Lyles (3-1) allowed two runs and six hits in 5 2-3 innings, struck out five and walked one. The 22-year-old right-hander, who was promoted from Triple-A on May 2, has a 1.90 ERA over his past four starts after giving up eight runs through four innings in a 12-7 loss against Texas.

The Angels threatened in the eighth against Brad Peacock, who gave up a double to Albert Pujols and a walk to Mark Trumbo with none out. But Josh Hamilton flied to center on the right-hander’s next pitch and Howie Kendrick grounded into a double play.

The Astros loaded the bases with none out in the ninth against Garrett Richards, and Matt Dominguez delivered their final two runs with a single. Richards left the game with a twisted left ankle after he charged in on rookie Brandon Barnes’ attempted suicide-squeeze bunt and flipped to Hank Conger for the tag on Trevor Crowe.

Porter sent Peacock back to the mound in the ninth after he had already pitched 1 1-3 innings, and the right-hander gave up a two-run homer by Conger after a leadoff walk to Alberto Callaspo. But Ambriz came on and got three outs for his second save in four attempts after regular closer Jose Veras closed out the first two games.

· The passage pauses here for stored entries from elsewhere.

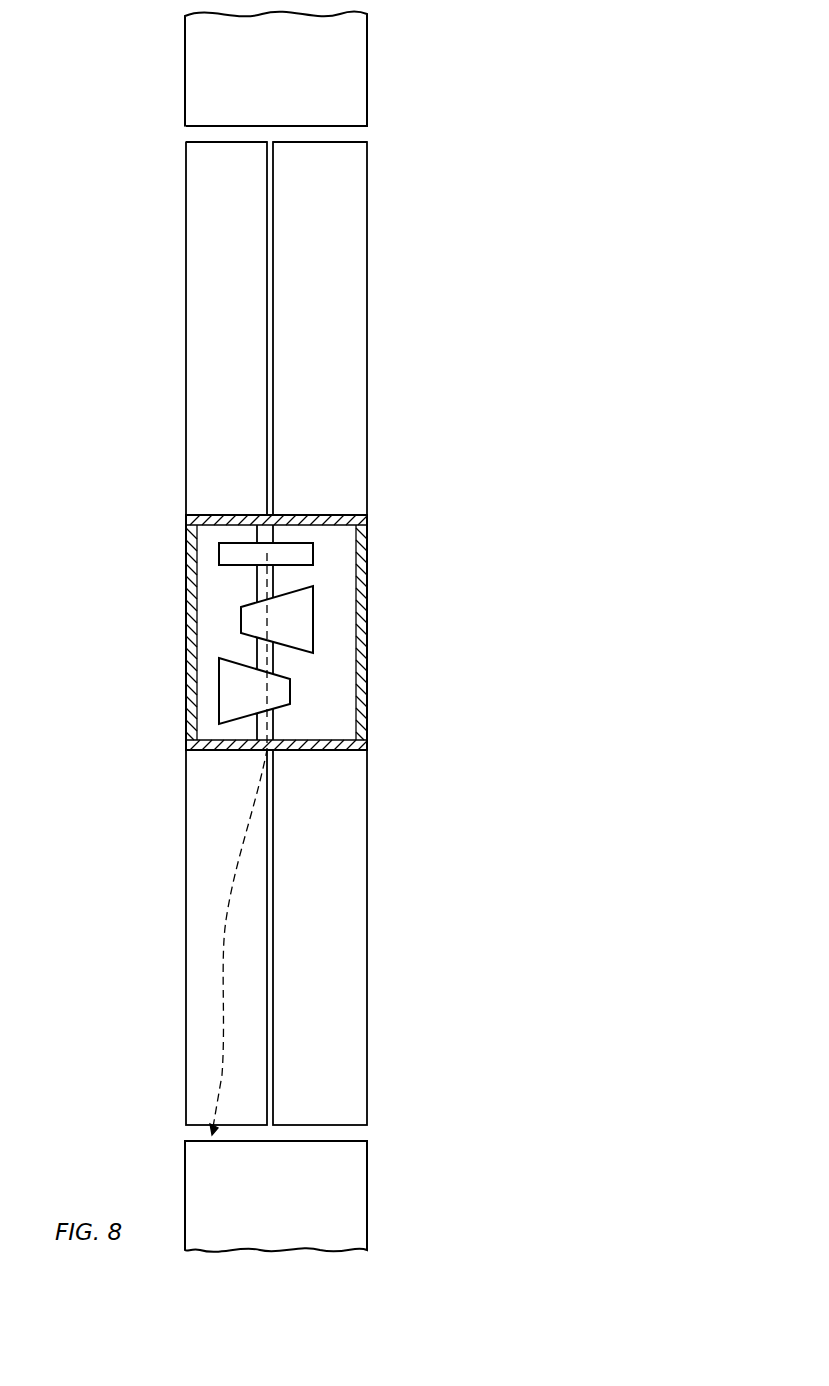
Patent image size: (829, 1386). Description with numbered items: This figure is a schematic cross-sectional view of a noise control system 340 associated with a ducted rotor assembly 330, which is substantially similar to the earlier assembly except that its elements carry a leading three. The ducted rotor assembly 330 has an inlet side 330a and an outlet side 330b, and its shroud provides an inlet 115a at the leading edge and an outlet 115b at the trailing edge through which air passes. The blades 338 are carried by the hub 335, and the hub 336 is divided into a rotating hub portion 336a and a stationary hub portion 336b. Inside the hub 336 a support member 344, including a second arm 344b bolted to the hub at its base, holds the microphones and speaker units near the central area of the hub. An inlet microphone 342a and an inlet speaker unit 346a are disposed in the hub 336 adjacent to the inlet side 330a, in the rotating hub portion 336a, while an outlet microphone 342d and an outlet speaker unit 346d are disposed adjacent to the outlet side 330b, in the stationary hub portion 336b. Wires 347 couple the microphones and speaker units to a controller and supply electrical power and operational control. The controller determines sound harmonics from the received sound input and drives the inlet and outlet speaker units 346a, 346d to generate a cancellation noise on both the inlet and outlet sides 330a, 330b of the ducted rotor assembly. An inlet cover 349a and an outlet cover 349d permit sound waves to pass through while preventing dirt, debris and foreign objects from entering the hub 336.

The noise control system 340 is at (95, 51).
The ducted rotor assembly 330 is at (244, 633).
The inlet side 330a is at (366, 351).
The outlet side 330b is at (186, 351).
The inlet 115a is at (370, 130).
The outlet 115b is at (185, 130).
The hub 335 is at (228, 142).
The blades 338 is at (322, 142).
The hub 336 is at (276, 628).
The rotating hub portion 336a is at (308, 515).
The stationary hub portion 336b is at (238, 515).
The inlet microphone 342a is at (313, 552).
The outlet microphone 342d is at (219, 553).
The support member 344 is at (276, 722).
The second arm 344b is at (241, 600).
The inlet speaker unit 346a is at (241, 628).
The outlet speaker unit 346d is at (219, 690).
The inlet cover 349a is at (367, 693).
The outlet cover 349d is at (190, 728).
The wires 347 is at (215, 965).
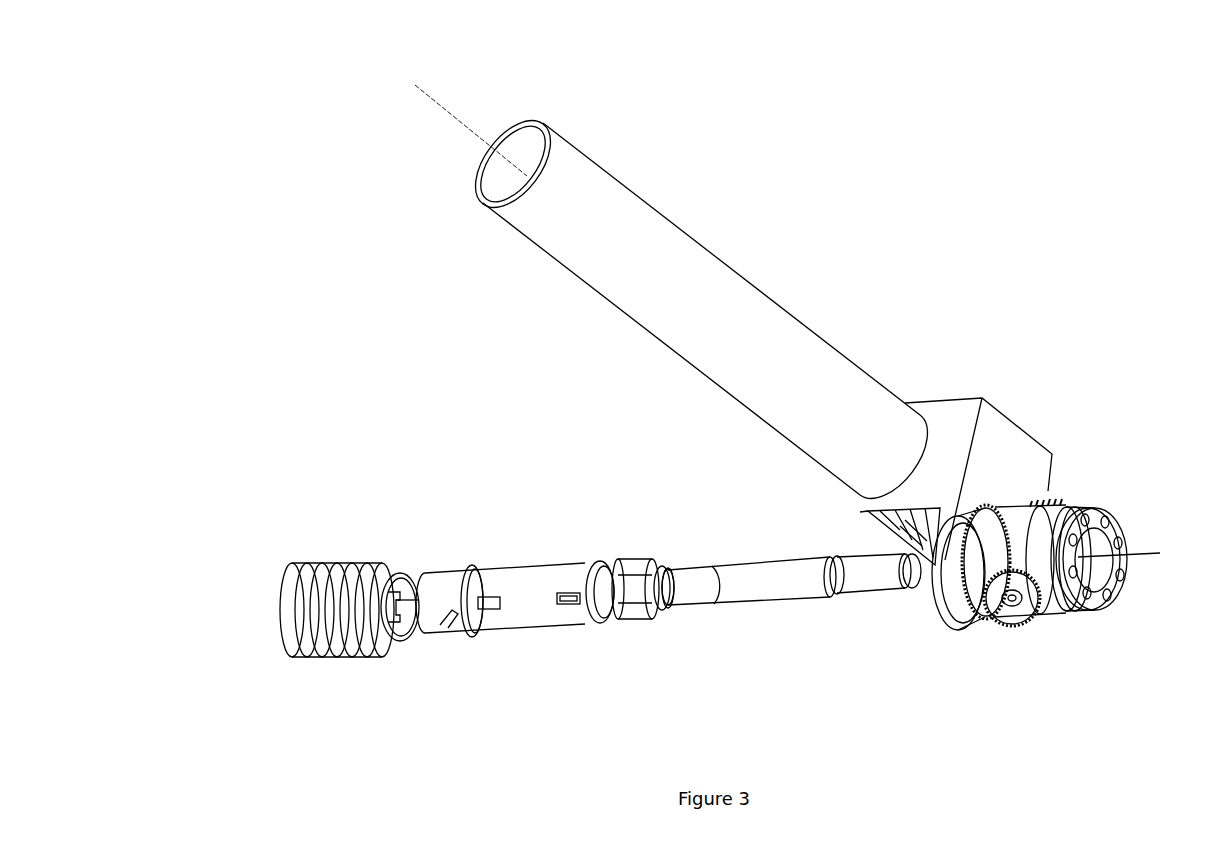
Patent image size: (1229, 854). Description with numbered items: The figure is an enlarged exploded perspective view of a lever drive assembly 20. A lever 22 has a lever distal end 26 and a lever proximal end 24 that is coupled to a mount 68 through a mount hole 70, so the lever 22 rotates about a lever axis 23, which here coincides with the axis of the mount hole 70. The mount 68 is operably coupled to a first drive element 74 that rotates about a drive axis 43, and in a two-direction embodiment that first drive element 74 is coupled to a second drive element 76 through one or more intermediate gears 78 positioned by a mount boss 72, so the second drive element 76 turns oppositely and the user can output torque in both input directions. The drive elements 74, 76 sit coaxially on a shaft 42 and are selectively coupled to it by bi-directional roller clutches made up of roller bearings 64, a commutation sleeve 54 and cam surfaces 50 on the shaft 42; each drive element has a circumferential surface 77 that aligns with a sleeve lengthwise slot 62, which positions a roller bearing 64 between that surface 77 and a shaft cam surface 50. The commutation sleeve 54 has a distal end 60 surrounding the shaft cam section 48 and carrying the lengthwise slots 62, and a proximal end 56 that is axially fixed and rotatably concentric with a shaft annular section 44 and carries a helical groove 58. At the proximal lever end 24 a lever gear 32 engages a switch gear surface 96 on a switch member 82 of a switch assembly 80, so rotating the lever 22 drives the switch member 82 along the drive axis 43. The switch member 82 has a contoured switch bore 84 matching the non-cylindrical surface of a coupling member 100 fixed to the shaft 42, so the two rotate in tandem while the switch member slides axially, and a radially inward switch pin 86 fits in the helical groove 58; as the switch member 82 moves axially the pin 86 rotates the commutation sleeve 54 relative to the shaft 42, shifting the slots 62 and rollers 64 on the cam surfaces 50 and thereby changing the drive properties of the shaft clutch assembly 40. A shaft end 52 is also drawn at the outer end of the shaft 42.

The lever drive assembly 20 is at (398, 207).
The lever 22 is at (508, 269).
The lever axis 23 is at (464, 126).
The lever proximal end 24 is at (880, 542).
The lever distal end 26 is at (453, 175).
The lever gear 32 is at (900, 537).
The shaft clutch assembly 40 is at (1078, 392).
The shaft 42 is at (779, 667).
The drive axis 43 is at (1140, 552).
The shaft annular section 44 is at (697, 622).
The shaft cam section 48 is at (808, 612).
The cam surface 50 is at (715, 566).
The shaft end 52 is at (880, 612).
The commutation sleeve 54 is at (470, 495).
The proximal end 56 is at (440, 568).
The helical groove 58 is at (447, 638).
The distal end 60 is at (540, 653).
The lengthwise slot 62 is at (556, 591).
The roller bearing 64 is at (568, 590).
The mount 68 is at (932, 412).
The mount hole 70 is at (860, 512).
The mount boss 72 is at (998, 522).
The first drive element 74 is at (985, 640).
The second drive element 76 is at (1086, 505).
The circumferential surface 77 is at (1103, 575).
The intermediate gear 78 is at (1022, 630).
The switch assembly 80 is at (296, 520).
The switch member 82 is at (268, 589).
The contoured switch bore 84 is at (378, 648).
The switch pin 86 is at (400, 648).
The switch gear surface 96 is at (298, 646).
The coupling member 100 is at (635, 607).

“It was nail-biting time there,” said Porter, who used Veras five of the previous six days. “Ambriz came in and did a tremendous job to close that game out. I tried to do everything I could to stay away from him because our bullpen has been getting taxed. But once Peacock gave up the two-run homer, we knew that it wouldn’t take Ambriz long to get ready.”

Wilson (4-4) gave up three runs and six hits in 7 1-3 innings with nine strikeouts and no walks.

Pena sent the left-hander’s first pitch of the fifth inning barely over the 18-foot wall in right field for his fifth home run and second in five games.

Barnes led off the Houston fifth with a double and scored on a two-out single by J.D. Martinez. The Angels cut the margin to 3-2 in the bottom half, as Trumbo led off with his 13th homer.

Corporan drove an 0-1 pitch to left-center with two outs in the first for his fourth home run. The Angels tied it in the third with an RBI single by Pujols, after Mike Trout reached on a strikeout-wild pitch that sent former Astros prospect J.B. Shuck to third. Lyles minimized the damage by getting Trumbo to ground into an inning-ending double play.